I have 3 RDDs that I need to join.
val event1001RDD: schemaRDD = [eventtype,id,location,date1]
[1001,4929102,LOC01,2015-01-20 10:44:39]
[1001,4929103,LOC02,2015-01-20 10:44:39]
[1001,4929104,LOC03,2015-01-20 10:44:39]
val event2009RDD: schemaRDD = [eventtype,id,celltype,date1] (not grouped by id since I need 4 dates from this depending on celltype)
[2009,4929101,R01,2015-01-20 20:44:39]
[2009,4929102,R02,2015-01-20 14:00:00] (RPM)
[2009,4929102,P01,2015-01-20 12:00:00] (PPM)
[2009,4929102,R03,2015-01-20 15:00:00] (RPM)
[2009,4929102,C01,2015-01-20 13:00:00] (RPM)
[2009,4929103,R01,2015-01-20 14:44:39]
[2009,4929105,R01,2015-01-20 12:44:39]
[2009,4929105,V01,2015-01-20 11:44:39]
[2009,4929106,R01,2015-01-20 13:44:39]
val cellLookupRDD: [celltype, cellname] (cellname has 4 values)
[R01,RPM]
[R02,RPM]
[R03,RPM]
[C01,RPM]
[P01,PPM]
[V01,PPM]
Expected result: [id,1001's location,1001's date1,2009's first RPM date,2009's last RPM date, 2009's first PPM date,2009's last PPM date]
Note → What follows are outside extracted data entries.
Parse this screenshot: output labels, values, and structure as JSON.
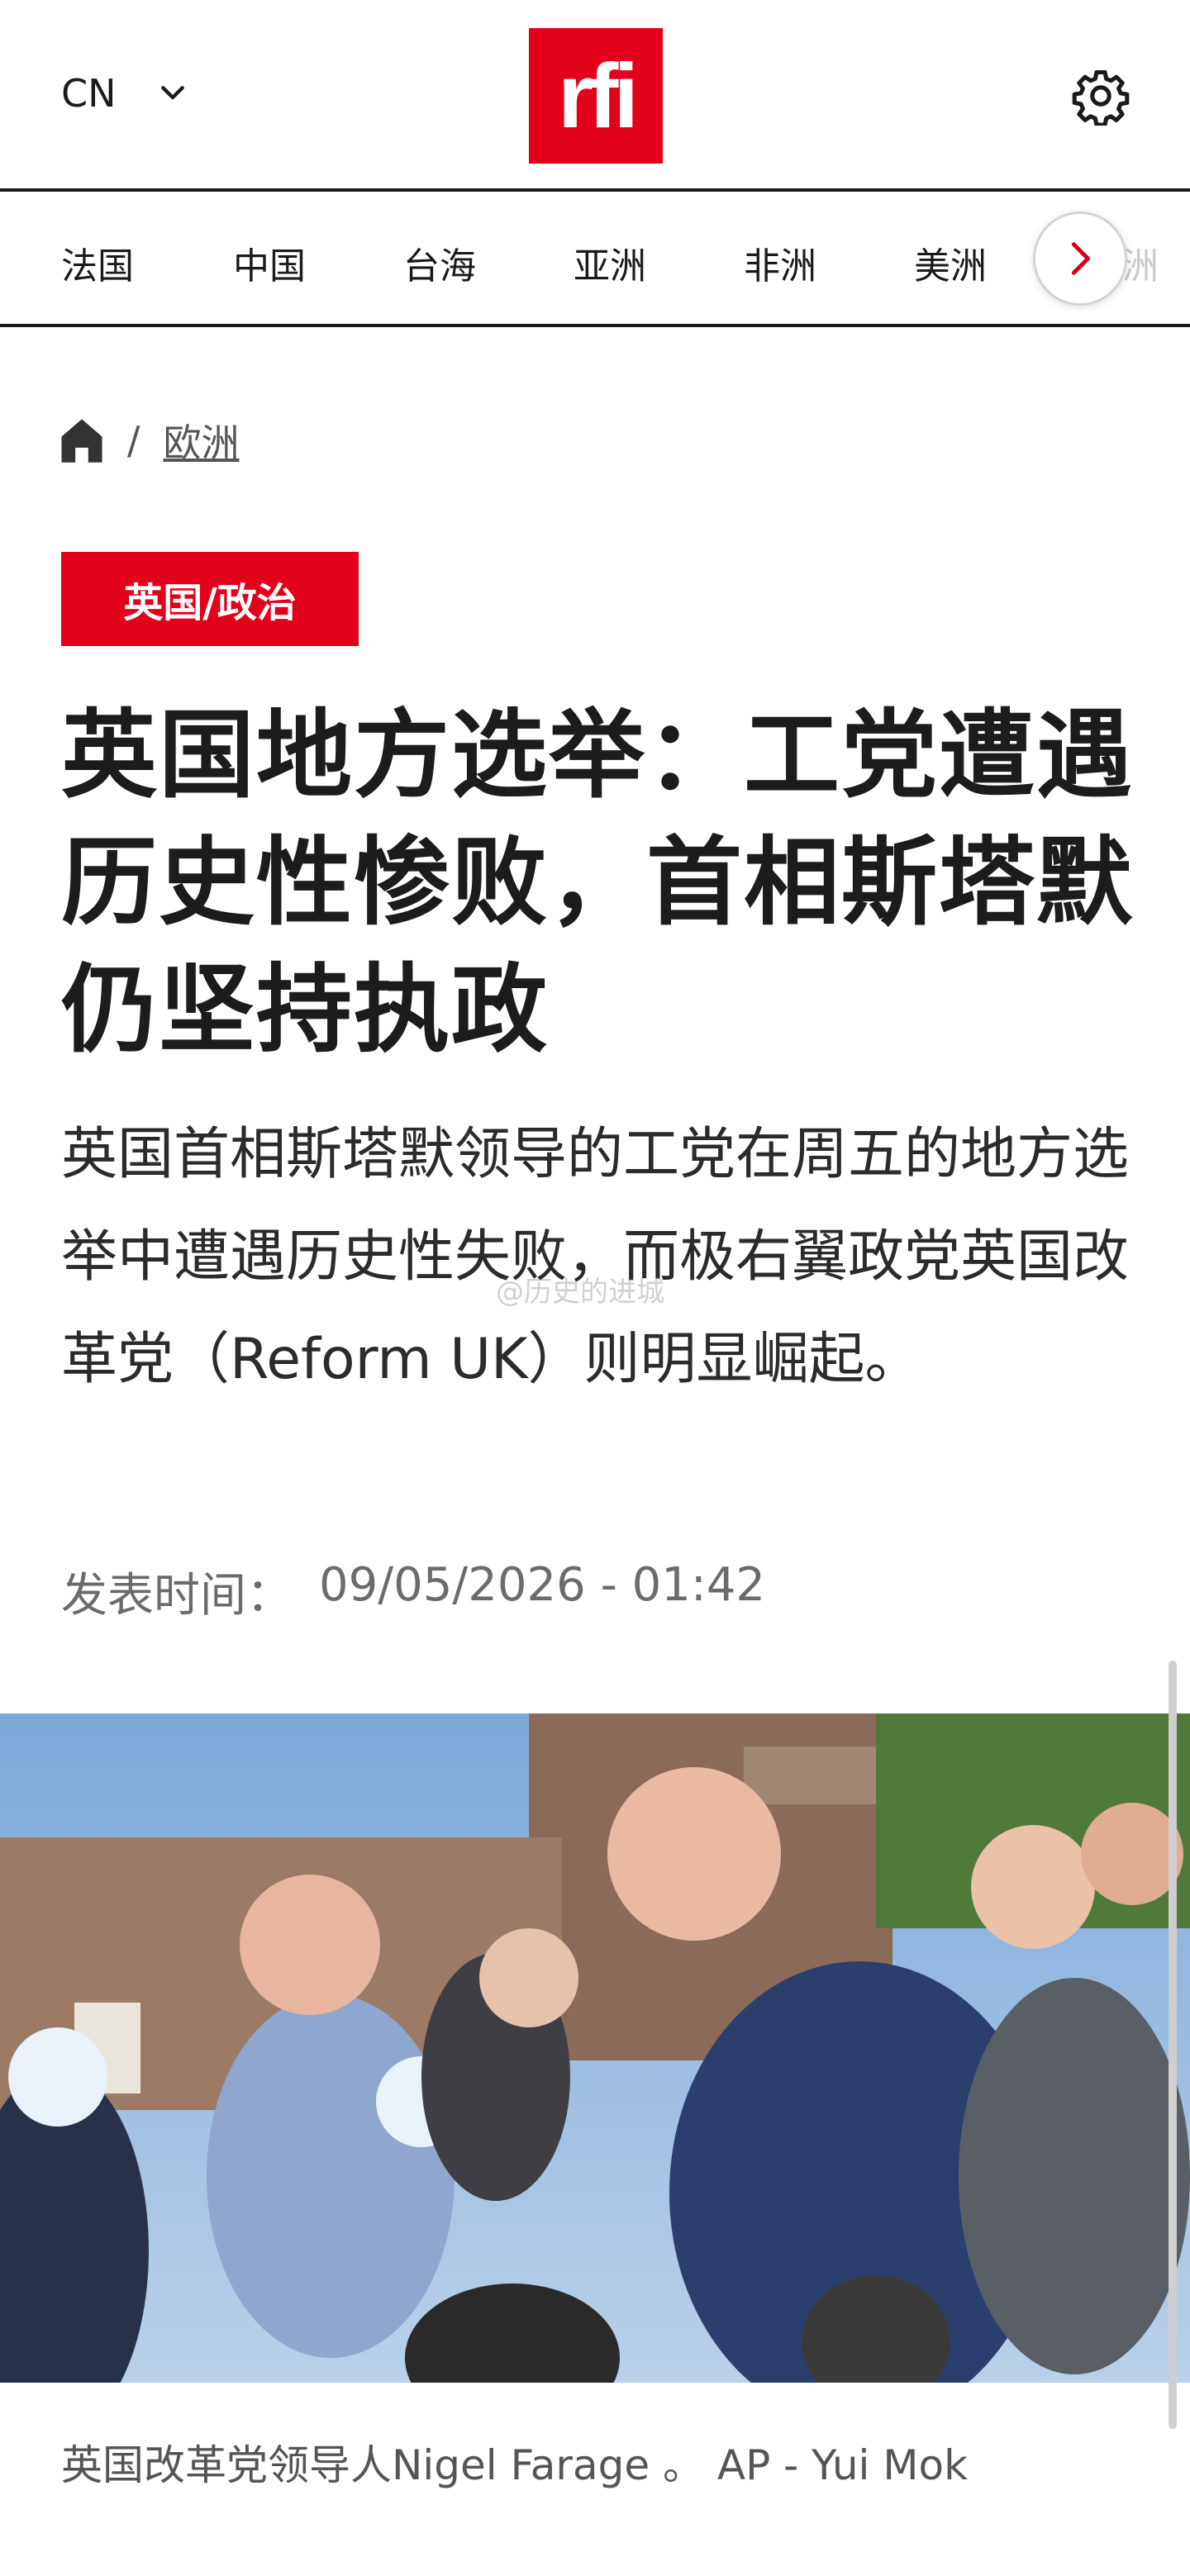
{
  "header": {
    "language": "CN",
    "logo_text": "rfi",
    "brand_color": "#e3001b"
  },
  "nav": {
    "items": [
      "法国",
      "中国",
      "台海",
      "亚洲",
      "非洲",
      "美洲",
      "欧洲"
    ]
  },
  "breadcrumb": {
    "home_icon": "home-icon",
    "separator": "/",
    "section": "欧洲"
  },
  "article": {
    "tag": "英国/政治",
    "title": "英国地方选举：工党遭遇历史性惨败，首相斯塔默仍坚持执政",
    "lead": "英国首相斯塔默领导的工党在周五的地方选举中遭遇历史性失败，而极右翼政党英国改革党（Reform UK）则明显崛起。",
    "watermark": "@历史的进城",
    "published_label": "发表时间：",
    "published_value": "09/05/2026 - 01:42",
    "photo_alt": "英国改革党领导人Nigel Farage 。 AP - Yui Mok",
    "caption": "英国改革党领导人Nigel Farage 。 AP - Yui Mok"
  }
}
4929101,NULL,NULL,2015-01-20 20:44:39,NULL,NULL,NULL
4929102,LOC01,2015-01-20 10:44:39,2015-01-20 13:00:00,2015-01-20 15:00:00,2015-01-20 12:00:00,NULL
4929103,LOC02,2015-01-20 10:44:39,2015-01-20 14:44:39,NULL,NULL,NULL
4929104,LOC03,2015-01-20 10:44:39,NULL,NULL,NULL,NULL
4929105,NULL,NULL,2015-01-20 12:44:39,NULL,2015-01-20 11:44:39,NULL
4929106,NULL,NULL,2015-01-20 13:44:39,NULL,NULL,NULL
This is my current query (where I am also indicating an optional eventtype as the first column; but in my previous event2009RDD, I am selecting a min and max date which is wrong since I need the four dates determined via cellLookupRDD - RPM and PPM):
select if(event1001Table.eventtype is not null, event1001Table.eventtype,
event2009Table.eventtype),
if(event1001Table.id is not null, event1001Table.id,
event2009Table.id),
event1001Table.date1, event2009Table.minDate, event2009Table.maxDate
from event1001Table full outer join event2009Table
on event1001Table.id=event2009Table.id")
EDITED to show result after applying answer:
" min(if(l.cn = 'RPM' or l.cn = 'RPM2', r.date1, 'NULL')) as rpmmn, " +
" max(if(l.cn = 'RPM' or l.cn = 'RPM2', r.date1, 'NULL')) as rpmmx, " +
" min(if(l.cn = 'PPM' or l.cn = 'PPM2', r.date1, 'NULL')) as ppmmn, " +
" max(if(l.cn = 'PPM' or l.cn = 'PPM2', r.date1, 'NULL')) as ppmmx " +
[2009,4929102,R01,2015-01-20 13:00:00] min_rpm
[2009,4929102,C01,2015-01-20 14:00:00] max_rpm
---res: [2009,4929102,NULL,NULL,2015-01-20 13:00:00,2015-01-20 14:00:00]
--- CORRECT
[2009,4929102,R01,2015-01-20 13:00:00] min_rpm
[2009,4929102,P01,2015-01-20 14:00:00] min_ppm
---res: [2009,4929102,2015-01-20 13:00:00,NULL,2015-01-20 14:00:00,NULL]
--- INCORRECT (max should be equal to MIN although NULL is preferred if possible but I could just check in the code later on if min=max)
[2009,4929102,R01,2015-01-20 13:00:00] min_rpm
[2009,4929102,C01,2015-01-20 14:00:00] max_rpm
[2009,4929102,P01,2015-01-20 09:00:00] min_ppm
---res: [2009,4929102,2015-01-20 13:00:00,NULL,2015-01-20 09:00:00,NULL]
--- INCORRECT (max is not working)
Lets work it step by step. Lets first construct the 2009 part
event2009RDD.registerTempTable("base2009")
cellLookupRDD.registerTempTable("lookup")
trns2009 = ssc.sql("select eventtype, id, \
min(case when l.cn = 'RPM' then r.date1 else null end) rpmmn, \
max(case when l.cn = 'RPM' then r.date1 else null end) rpmmx, \
min(case when l.cn = 'PPM' then r.date1 else null end) ppmmn, \
max(case when l.cn = 'PPM' then r.date1 else null end) ppmmx, \
from base2009 r inner join lookup l on r.celltype=l.celltype \
group by eventtype,id "
trns2009 .registerTempTable("transformed2009")
Now you can do a full outer join with 1001 data set and get output.
Note: you should not have
4929101,NULL,NULL,2015-01-20 20:44:39,NULL,NULL,NULL
instead, you should have
4929101,NULL,NULL,2015-01-20 20:44:39,2015-01-20 20:44:39,NULL,NULL
Because, if 2009 event have occurred once, then it should have both first and last date. NULL should represent an event never occurred, like for id=4929101, celltype=PPM.
Please let me know if this works (or not). I do not have access to spark right this moment, but should be able to debug, if needed, tonight.
这篇关于星火:集团RDD SQL查询的文章就介绍到这了,希望我们推荐的答案对大家有所帮助,也希望大家多多支持IT屋!